In the EPA’s complaint investigation report, Mr. Banister is noted as having admitted to the state that “they have not been keeping records in accordance with their permit. They do not often incinerate, but when they do, they insert the remains into the primary chamber, close the door, and push the button.”
Ms. Pierce said the state was told the incinerator is used about once a month.
The report also notes the dog warden told the state he believes the complaint was called in by someone who is upset about the county’s policy regarding “pit bulls.”
“Mr. Banister believes the complainant is not happy with the [pound’s] policy regarding ‘pit bulls’ and therefore they are registering complaints about everything,” the report states. “Although the complaint is anonymous, Mr. Banister believes he knows who it is and that is why the statement was made.”

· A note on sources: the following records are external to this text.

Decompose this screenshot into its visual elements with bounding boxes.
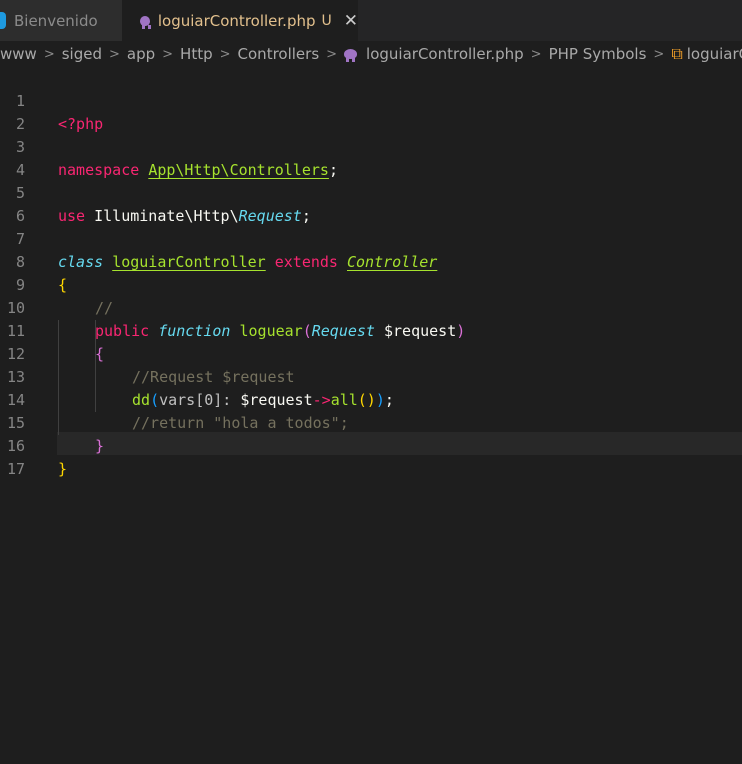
breadcrumb-item-file[interactable]: loguiarController.php <box>344 45 524 63</box>
breadcrumb: www > siged > app > Http > Controllers >… <box>0 41 742 67</box>
code-editor[interactable]: 1 <?php 2 3 namespace App\Http\Controlle… <box>0 67 742 764</box>
chevron-right-icon: > <box>219 46 231 62</box>
code-line: 12 //Request $request <box>0 320 742 386</box>
chevron-right-icon: > <box>108 46 120 62</box>
close-icon[interactable]: ✕ <box>344 11 358 31</box>
chevron-right-icon: > <box>162 46 174 62</box>
breadcrumb-item[interactable]: app <box>127 45 155 63</box>
code-line: 1 <?php <box>0 67 742 133</box>
tab-loguiar-controller[interactable]: loguiarController.php U ✕ <box>122 0 358 41</box>
bracket: } <box>58 460 68 478</box>
code-line: 8 { <box>0 228 742 294</box>
code-line: 11 { <box>0 297 742 363</box>
breadcrumb-item-symbol[interactable]: ⧉ loguiarController <box>671 44 742 64</box>
code-line: 14 //return "hola a todos"; <box>0 366 742 432</box>
tab-bienvenido[interactable]: Bienvenido <box>0 0 122 41</box>
code-line: 7 class loguiarController extends Contro… <box>0 205 742 271</box>
tab-label: Bienvenido <box>14 11 98 30</box>
code-line: 5 use Illuminate\Http\Request; <box>0 159 742 225</box>
breadcrumb-label: loguiarController.php <box>366 45 524 63</box>
code-line: 15 } <box>0 389 742 455</box>
code-line: 3 namespace App\Http\Controllers; <box>0 113 742 179</box>
breadcrumb-item[interactable]: Controllers <box>238 45 320 63</box>
code-line: 4 <box>0 136 742 179</box>
php-elephant-icon <box>140 15 150 29</box>
code-line: 9 // <box>0 251 742 317</box>
tab-label: loguiarController.php <box>157 11 316 30</box>
php-elephant-icon <box>344 49 358 62</box>
breadcrumb-item[interactable]: siged <box>62 45 102 63</box>
code-line: 6 <box>0 182 742 225</box>
chevron-right-icon: > <box>530 46 542 62</box>
breadcrumb-item[interactable]: Http <box>180 45 213 63</box>
chevron-right-icon: > <box>326 46 338 62</box>
breadcrumb-item[interactable]: PHP Symbols <box>549 45 647 63</box>
chevron-right-icon: > <box>43 46 55 62</box>
code-line: 2 <box>0 90 742 133</box>
untracked-status-badge: U <box>321 12 332 29</box>
tab-bar: Bienvenido loguiarController.php U ✕ <box>0 0 742 41</box>
code-line: 10 public function loguear(Request $requ… <box>0 274 742 340</box>
code-line: 13 dd(vars[0]: $request->all()); <box>0 343 742 409</box>
code-line: 17 <box>0 435 742 478</box>
symbol-class-icon: ⧉ <box>671 44 683 63</box>
line-number: 17 <box>6 460 25 478</box>
chevron-right-icon: > <box>653 46 665 62</box>
vscode-icon <box>0 12 6 29</box>
breadcrumb-label: loguiarController <box>686 45 742 63</box>
breadcrumb-item[interactable]: www <box>0 45 37 63</box>
code-line: 16 } <box>0 412 742 478</box>
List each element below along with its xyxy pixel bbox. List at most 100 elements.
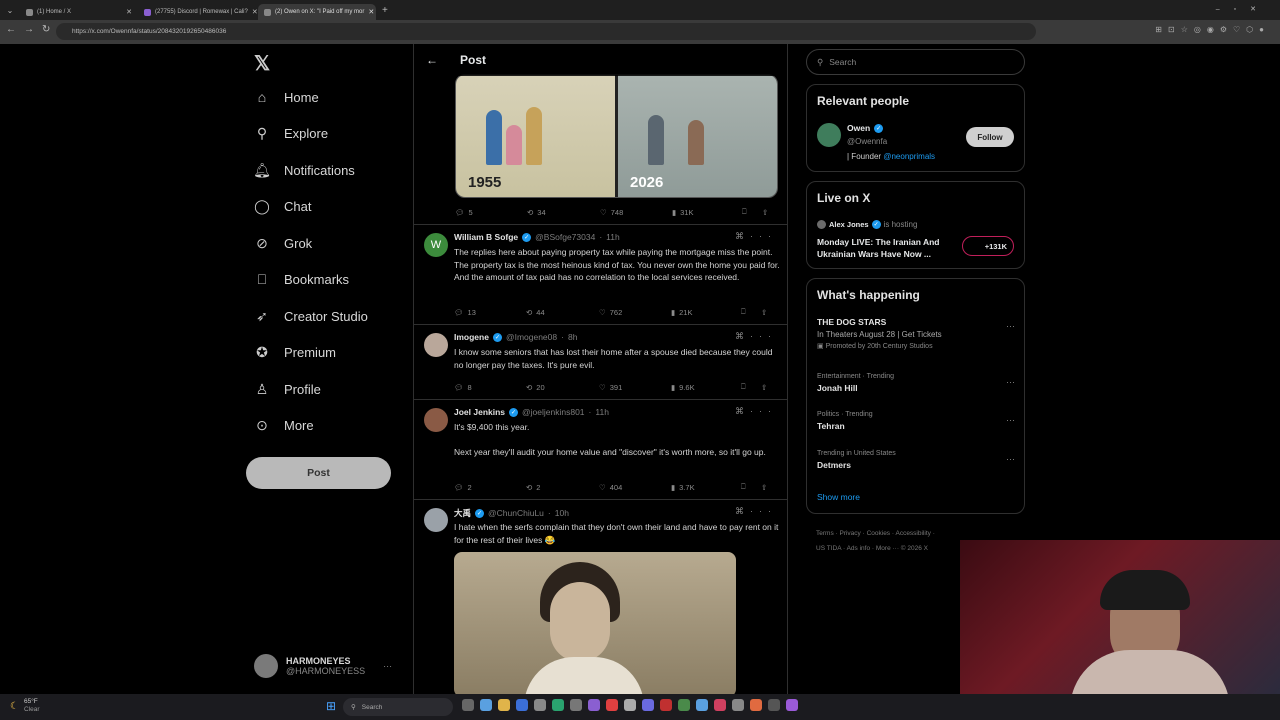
tweet-menu-icons[interactable]: ⌘··· — [735, 231, 777, 242]
more-icon[interactable]: ··· — [1006, 454, 1015, 464]
search-input[interactable]: ⚲ Search — [806, 49, 1025, 75]
avatar[interactable]: W — [424, 233, 448, 257]
trend-item[interactable]: Trending in United States Detmers ··· — [817, 450, 1015, 470]
views-button[interactable]: ▮ 31K — [672, 208, 742, 217]
extension-icons[interactable]: ⊞⊡☆◎◉⚙♡⬡● — [1155, 25, 1270, 34]
views-button[interactable]: ▮ 21K — [671, 308, 741, 317]
footer-link[interactable]: Accessibility — [895, 530, 930, 537]
tweet-menu-icons[interactable]: ⌘··· — [735, 406, 777, 417]
weather-widget[interactable]: ☾ 65°F Clear — [10, 698, 40, 714]
timestamp[interactable]: 11h — [606, 232, 620, 242]
reply-button[interactable]: 💬︎ 8 — [454, 383, 526, 392]
views-button[interactable]: ▮ 3.7K — [671, 483, 741, 492]
repost-button[interactable]: ⟲ 44 — [526, 308, 599, 317]
reply-tweet[interactable]: Imogene ✓ @Imogene08 · 8h ⌘··· I know some s… — [414, 325, 787, 400]
close-icon[interactable]: ✕ — [368, 8, 374, 16]
follow-button[interactable]: Follow — [966, 127, 1014, 147]
more-icon[interactable]: ··· — [1006, 377, 1015, 387]
footer-link[interactable]: Cookies — [867, 530, 890, 537]
timestamp[interactable]: 8h — [568, 332, 577, 342]
repost-button[interactable]: ⟲ 34 — [527, 208, 600, 217]
sidebar-item-profile[interactable]: ♙ Profile — [254, 381, 321, 397]
live-title[interactable]: Monday LIVE: The Iranian And Ukrainian W… — [817, 236, 957, 260]
tweet-image[interactable] — [454, 552, 736, 694]
bookmark-icon[interactable]: ⎕ — [741, 482, 761, 492]
like-button[interactable]: ♡ 762 — [599, 308, 671, 317]
author-handle[interactable]: @ChunChiuLu — [488, 508, 544, 518]
bookmark-icon[interactable]: ⎕ — [742, 207, 762, 217]
share-icon[interactable]: ⇧ — [762, 208, 768, 217]
sidebar-item-bookmarks[interactable]: ⎕ Bookmarks — [254, 271, 349, 287]
browser-tab-owen[interactable]: (2) Owen on X: "I Paid off my mor ✕ — [258, 4, 376, 20]
reply-button[interactable]: 💬︎ 5 — [455, 208, 527, 217]
author-name[interactable]: Joel Jenkins — [454, 407, 505, 417]
close-icon[interactable]: ✕ — [126, 8, 132, 16]
trend-item[interactable]: Politics · Trending Tehran ··· — [817, 411, 1015, 431]
window-controls[interactable]: –▫✕ — [1216, 5, 1270, 13]
footer-link[interactable]: Privacy — [839, 530, 860, 537]
person-handle[interactable]: @Owennfa — [847, 137, 887, 146]
taskbar-apps[interactable] — [462, 699, 798, 711]
post-button[interactable]: Post — [246, 457, 391, 489]
host-name[interactable]: Alex Jones — [829, 220, 869, 229]
author-name[interactable]: Imogene — [454, 332, 489, 342]
sidebar-item-explore[interactable]: ⚲ Explore — [254, 125, 328, 141]
repost-button[interactable]: ⟲ 20 — [526, 383, 599, 392]
footer-link[interactable]: Ads info — [847, 545, 871, 552]
tab-menu-icon[interactable]: ⌄ — [0, 6, 20, 15]
trend-item[interactable]: Entertainment · Trending Jonah Hill ··· — [817, 373, 1015, 393]
avatar[interactable] — [424, 333, 448, 357]
x-logo-icon[interactable]: 𝕏 — [254, 51, 270, 76]
footer-link[interactable]: Terms — [816, 530, 834, 537]
like-button[interactable]: ♡ 391 — [599, 383, 671, 392]
sidebar-item-grok[interactable]: ⊘ Grok — [254, 235, 312, 251]
back-arrow-icon[interactable]: ← — [426, 53, 438, 67]
taskbar-search[interactable]: ⚲ Search — [343, 698, 453, 716]
more-icon[interactable]: ··· — [1006, 415, 1015, 425]
address-bar[interactable]: https://x.com/Owennfa/status/20843201926… — [56, 23, 1036, 40]
reply-tweet[interactable]: 大禹 ✓ @ChunChiuLu · 10h ⌘··· I hate when the … — [414, 500, 787, 694]
like-button[interactable]: ♡ 748 — [600, 208, 672, 217]
more-icon[interactable]: ··· — [383, 661, 392, 671]
avatar[interactable] — [817, 123, 841, 147]
browser-tab-home[interactable]: (1) Home / X ✕ — [20, 4, 138, 20]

The county has been under fire recently from area dog advocates because of a 2012 commissioners resolution that prohibits “pit bulls” and “pit bull” mixes that enter the pound from being adopted out or transferred to a rescue. The resolution essentially mandates the dogs be killed if not reclaimed by an owner, despite the state’s removal of breed-specific laws that had deemed all “pit bulls” as inherently vicious.
Regardless of why a complaint may be made, the Ohio EPA will investigate, Ms. Pierce said, to determine if there are violations.
Carol Dopp, a co-organizer of the grass-roots advocacy group Fulton County No Kill, said the group’s initial efforts were centered on the county’s “pit bull” policy, but have since expanded to include what it believes is overall mismanagement of the public pound. She said extensive public records requests have raised a number of red flags for advocates.
“This is about transparency and accountability at the pound,” she said. “It’s all about documentation.”
Mrs. Dopp said what she sees as an overall lack of documentation has made it difficult to determine exactly how the pound is run.
Daily activity “logs are incomplete. Names, addresses, and other information that should be kept are not,” she alleged. “This is 2015 and there are no electronic records, no cameras.”
Though not part of the official complaint to the EPA, the complainant also indicated county records show the pound has been incinerating uniforms, drugs, and documents, which Ms. Pierce said would not be permissible.
“We did remind them that while the permit only specifically prohibits burning medical and infectious waste, the implication is they should only be incinerating animal remains,” Ms. Pierce said. “If they want to consider alternative materials, they need to contact us first and discuss it.”
The state’s letter notes a proper response from the county does not preclude the possibility of civil penalties, though Ms. Pierce said the EPA’s goal is compliance.
“Usually, the violation letters are sufficient to get a violation corrected,” she said. “Escalated enforcement — which may include fines among other requirements — is usually reserved for continuing violations, entities that won’t make good-faith efforts to correct issues, and/or certain violations that have proscribed fines in state statue.”
Ms. Pierce said there are many animal-cremation incinerators around the state, most of them operated by private businesses. An online records search shows incinerators are managed by county dog wardens or humane societies in at least four counties: Fulton, Athens, Clark, and Stark.
“There have been very few issues with them,” Ms. Pierce said, noting there has been only one significant enforcement action taken by the Ohio EPA in recent years.
The Stark County Humane Society received a notice of violation in December, 2014, after an inspection of its incinerator revealed excessive emissions, improper temperatures in the secondary combustion chamber, and lack of a written log of afterburner temperatures. The humane society has since replaced its incinerator and is now keeping all required logs, according to a spokesman.